5日目 京子の部屋

第1話

「…………」

「…………」

『…………』

 部屋に入っても沈黙を続ける京子とまりのを前に、はなとみかこも顔を見合わせて黙るしかなかった。ちらちら上目づかいで様子をうかがうも、それぞれスマホを手にして眺めているだけで顔を上げようともしない。自然はなとみかこも首を垂れたままお互いに目を合わすしかなかった。

(どうしましょう、はなさん……)

(どうしたらいいかな、みかこちゃん……)

 言葉には表さないが、目で言いたいことは容易に察っせられた。

 京子もまりのもずっとスマホを握ったまま親指だけ動かしている。せっかく京子の部屋に集まっているのにその甲斐もない。二人ともひとりの世界に没頭し、周りの友人の姿など気にもとめていないようだった。

 そんな二人を前に、じりじりと後退しながらはなとみかこは近づいていく。そそくさと気づかれないように部屋の隅へと移動し、お互いに聞き取れるほどの小さな声で言葉を交わした。

「なんだか空気重いですわ」

「うん。
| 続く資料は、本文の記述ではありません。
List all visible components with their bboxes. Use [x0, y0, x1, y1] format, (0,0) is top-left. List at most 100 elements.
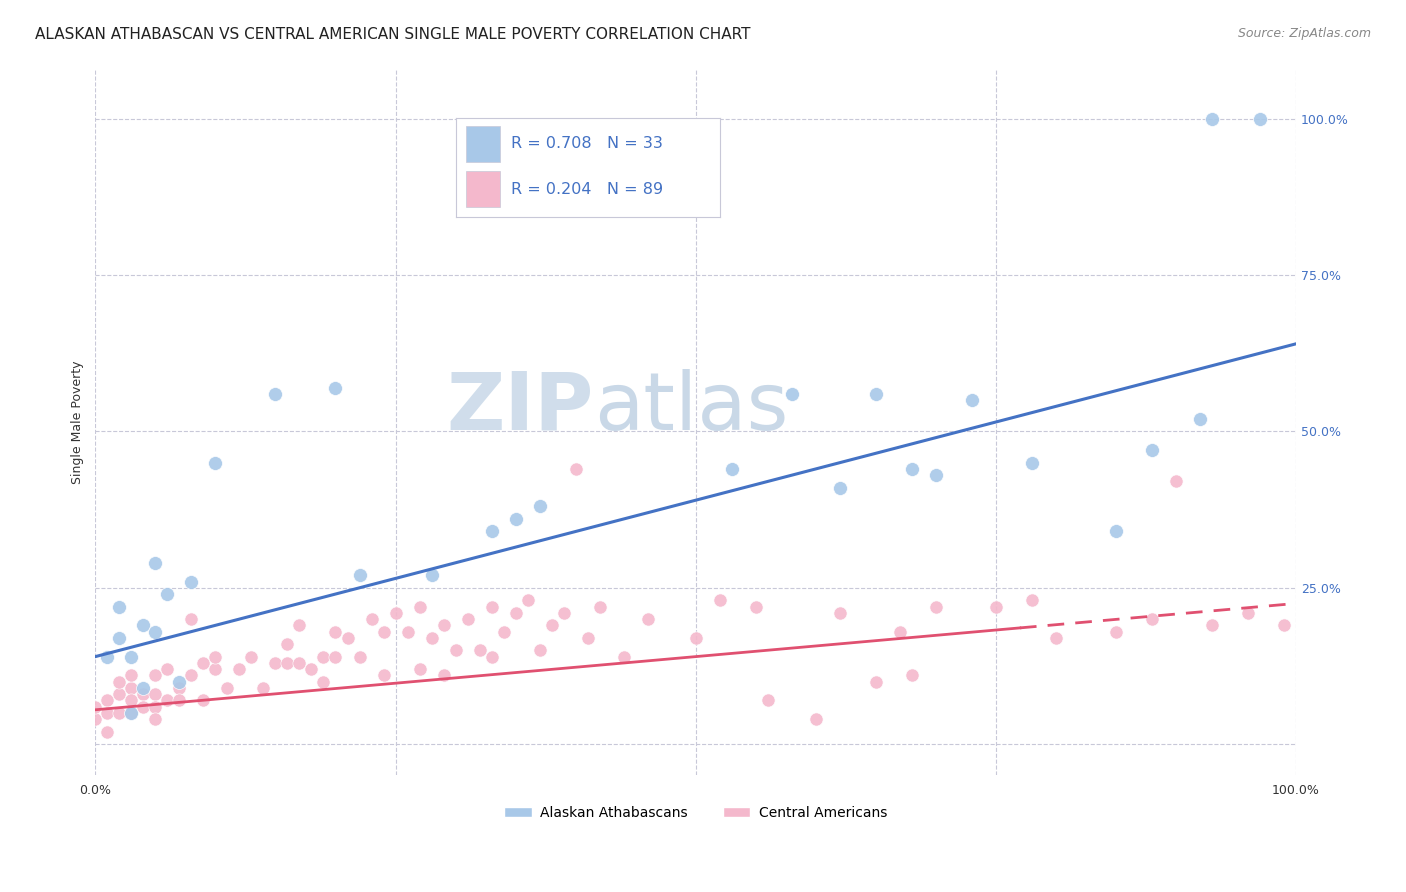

昨日のことまだ気にしてるのかな」

「どうしてでしょう……友情の証でしたのに……」

「そ、そうだったかな」

 みかこだけがそう思ってただけで、やっぱりただのけんかだったんじゃないかな、とはなは思ったが口にはしなかった。多分みかこには本当にそう思われたのだ。

 しかし普段じゃれあっているような京子とまりのも、行き過ぎると本当にへそを曲げてしまい、その前にさらされてしまう側にはたまったものではなかった。とにかく不機嫌そうな友人を前に困惑してしまう。いつも活気よく言い合いをしている間柄なだけに、ただなにも言わない時間が続くだけで耐えられない思いがした。

「どうしましょう」

「どうしたらいいかな」

 部屋の隅から、こっそりと京子とまりのを眺めるのだった。